Mixed Multi-objective Optimization using Hybrid Algorithms: Application to smart grids
Rachid Ellaia – EMI, Rabat, Maroc
El-Ghazali Talbi, research team DOLPHIN, Inria
This associate-team entered in LIRIMA in January 2016. With the smart grid revolution, house energy consumption will play a significant role in the energy system. Home users are indeed responsible for a significant portion of the world’s energy needs portion, but are totally inelastic with respect to the market (i.e. the energy demand does not follow the price of the energy itself). Thus, the whole energy generation and distribution system performance can be improved by optimizing the house energy management. Those problems are concerned by multiple objectives such as cost and users’ comfort, and multiple decision makers such as end-users and energy operators. We propose a home automation system that can monitor appliance scheduling in order to simultaneously optimize the total energy cost and the customer satisfaction.

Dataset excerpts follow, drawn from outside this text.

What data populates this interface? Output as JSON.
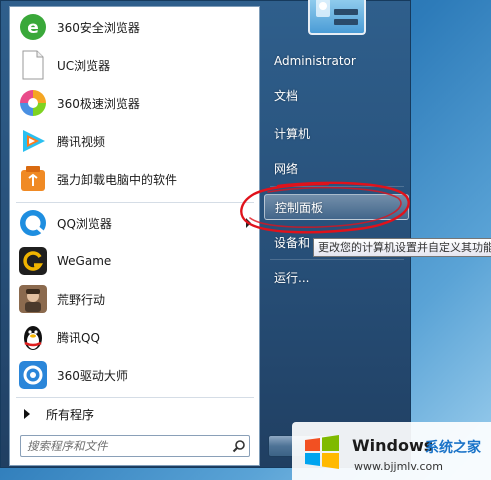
{
  "programs": [
    {
      "label": "360安全浏览器",
      "icon": "360-browser-icon"
    },
    {
      "label": "UC浏览器",
      "icon": "uc-browser-icon"
    },
    {
      "label": "360极速浏览器",
      "icon": "360-speed-browser-icon"
    },
    {
      "label": "腾讯视频",
      "icon": "tencent-video-icon"
    },
    {
      "label": "强力卸载电脑中的软件",
      "icon": "uninstall-tool-icon"
    },
    {
      "label": "QQ浏览器",
      "icon": "qq-browser-icon"
    },
    {
      "label": "WeGame",
      "icon": "wegame-icon"
    },
    {
      "label": "荒野行动",
      "icon": "knives-out-icon"
    },
    {
      "label": "腾讯QQ",
      "icon": "qq-penguin-icon"
    },
    {
      "label": "360驱动大师",
      "icon": "360-driver-icon"
    }
  ],
  "all_programs_label": "所有程序",
  "search": {
    "placeholder": "搜索程序和文件"
  },
  "right_items": {
    "user": "Administrator",
    "documents": "文档",
    "computer": "计算机",
    "network": "网络",
    "control_panel": "控制面板",
    "devices": "设备和",
    "run": "运行..."
  },
  "tooltip": "更改您的计算机设置并自定义其功能",
  "watermark": {
    "title": "Windows",
    "title2": "系统之家",
    "url": "www.bjjmlv.com"
  },
  "colors": {
    "highlight_circle": "#e0121b",
    "menu_blue": "#274f78"
  }
}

The key challenge of this project is to propose new optimization models and new hybrid algorithms to the demand side management of smart grids in a context of uncertainty and in the presence of several conflicting objectives. Those complex optimization problems are also characterized by the presence of both continuous and discrete variables.
The challenge of the mixed multi-objective household energy management problem is to control electrical appliances based on a user’s operational information in order to minimize the electrical energy cost for the consumer and to maximize its satisfaction. The home automation system would be able to monitor the equipment in housing by determining the starting time of some services and also by controlling the temperature set point of heater and cooling systems. The system would also generate the optimal charging schedule of domestic batteries (including electric cars) by suggesting charging and discharging time decisions.
Moreover, the model will integrate some uncertainties in the data. Indeed, many input data of the model are uncertain in real-life; e.g. stochastic production and consumption caused for instance by the atmospheric conditions (wind, temperature …). Then, robust solutions, that are not sensitive to those uncertainties, must be found.